King King & Dan Patlansky
13th May 2016
The new job is making it harder and harder to fit in going to gigs; which is a real downside I never expected; but getting to see King King again; and at the Sage Gateshead was something I would; and did move Heaven and Earth for.
The opening act, Dan Patlansky has been getting some really positive mentions in the Press recently; and his latest album intrigued me enough to get to the venue bright and early.
The rather handsome South African opened his set with a long slow, burning instrumental that showcased everything that would follow…….loads of intricate fret work and the man himself twisting and contorting his face to match every note squeezed out of his battered Telecaster.
While Patlansky is very good at what he does; apart from two songs; the harmonious Still Won’t Be a Man and (possibly) Lonely Nights; I was left a bit nonplussed by it all.

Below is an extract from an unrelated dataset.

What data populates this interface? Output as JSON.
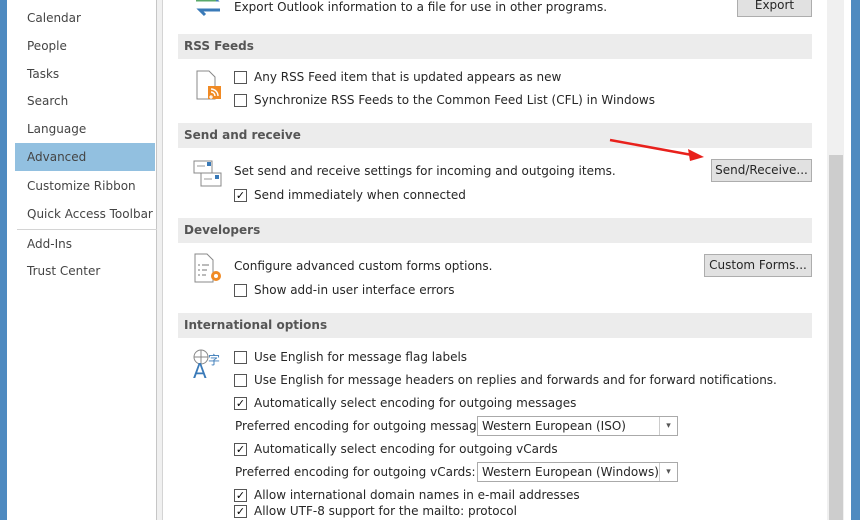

King King on the other hand tick all of the boxes I love about Blues Rock – a band who can play their instruments singularly and collectively as well as anyone on on the planet; songs that ‘mean something’ and a front man who makes me look gorgeous!
The indomitable kilt wearing Alan Nimmo was greeted like a conquering hero by the sold out crowd as soon as he made his way onto the stage; and there was a roar of recognition for opening song Lose Control; and when the cheering died down afterwards a grinning Nimmo thanked the audience; but told them to get even louder as the gig was being recorded for a live album…..a request which was taken to heart by the adoring fans.
Ever the showman; Nimmo prowls the stage like an extra from Braveheart as the other three band members provide a musical spine that most bandleaders can only dream of.
I was surprised that the magnificent Rush Hour was song #5 tonight; and Nimmo’s guitar playing was reminiscent of Taste era Rory Gallagher and the ‘ever cool’ Lindsay Coulson provided what used to be known as some ‘throbbing bass’ and the result was astounding; and the gig had hardly had time to warm up.
While most of the songs tonight came from the latest Reaching For The Light Album (which Alan may have mentioned was ‘up for an Award’ or two) but we also got to hear a wonderful performance of A Long History of Love, from Standing In The Shadows with Bob Fridzema nearly making his Hammond bleed; such was the intensity of his playing; and the cheers before and after nearly took the roof off the building.
While Alan Nimmo showed his sensitive side with the beautiful You Stopped The Rain; written and dedicated to elder Nimmo Brother Stevie; this was Friday night and this crowd wanted to Rock and Rock they got when the band cranked the amps to 11 for Hurricane and there wasn’t a face not smiling or singing along at the end.
Then; just to prove how talented he is (and the band too), Nimmo Jr swapped his platinum Strat for a Gold lame Gibson Les Paul to honour his hero and original Glaswegian Rock Star, Frankie Miller….and this adaptation of Jealousy was stunning beyond belief.
The Strat came back for a spine tingling You Drive Me Crazy and the Gran and Granddad dancing spread like wildfire around the packed room.
The night had flown by and I couldn’t believe my watch when Nimmo introduced the last song of the evening; Stranger to Love and a magnificent closing song it was to.
After the obligatory ‘will they/won’t they’ charade; the band returned with a rousing happy-clappy-sing-along Let Love In; and 1,500 fans and a quartet of exceptional musicians all became one…..and the joy of live music will live on with gigs and bands like this.
A band of many nations; but King King play dirty Chicago Blues, but straight outta the mean streets of Glasgow.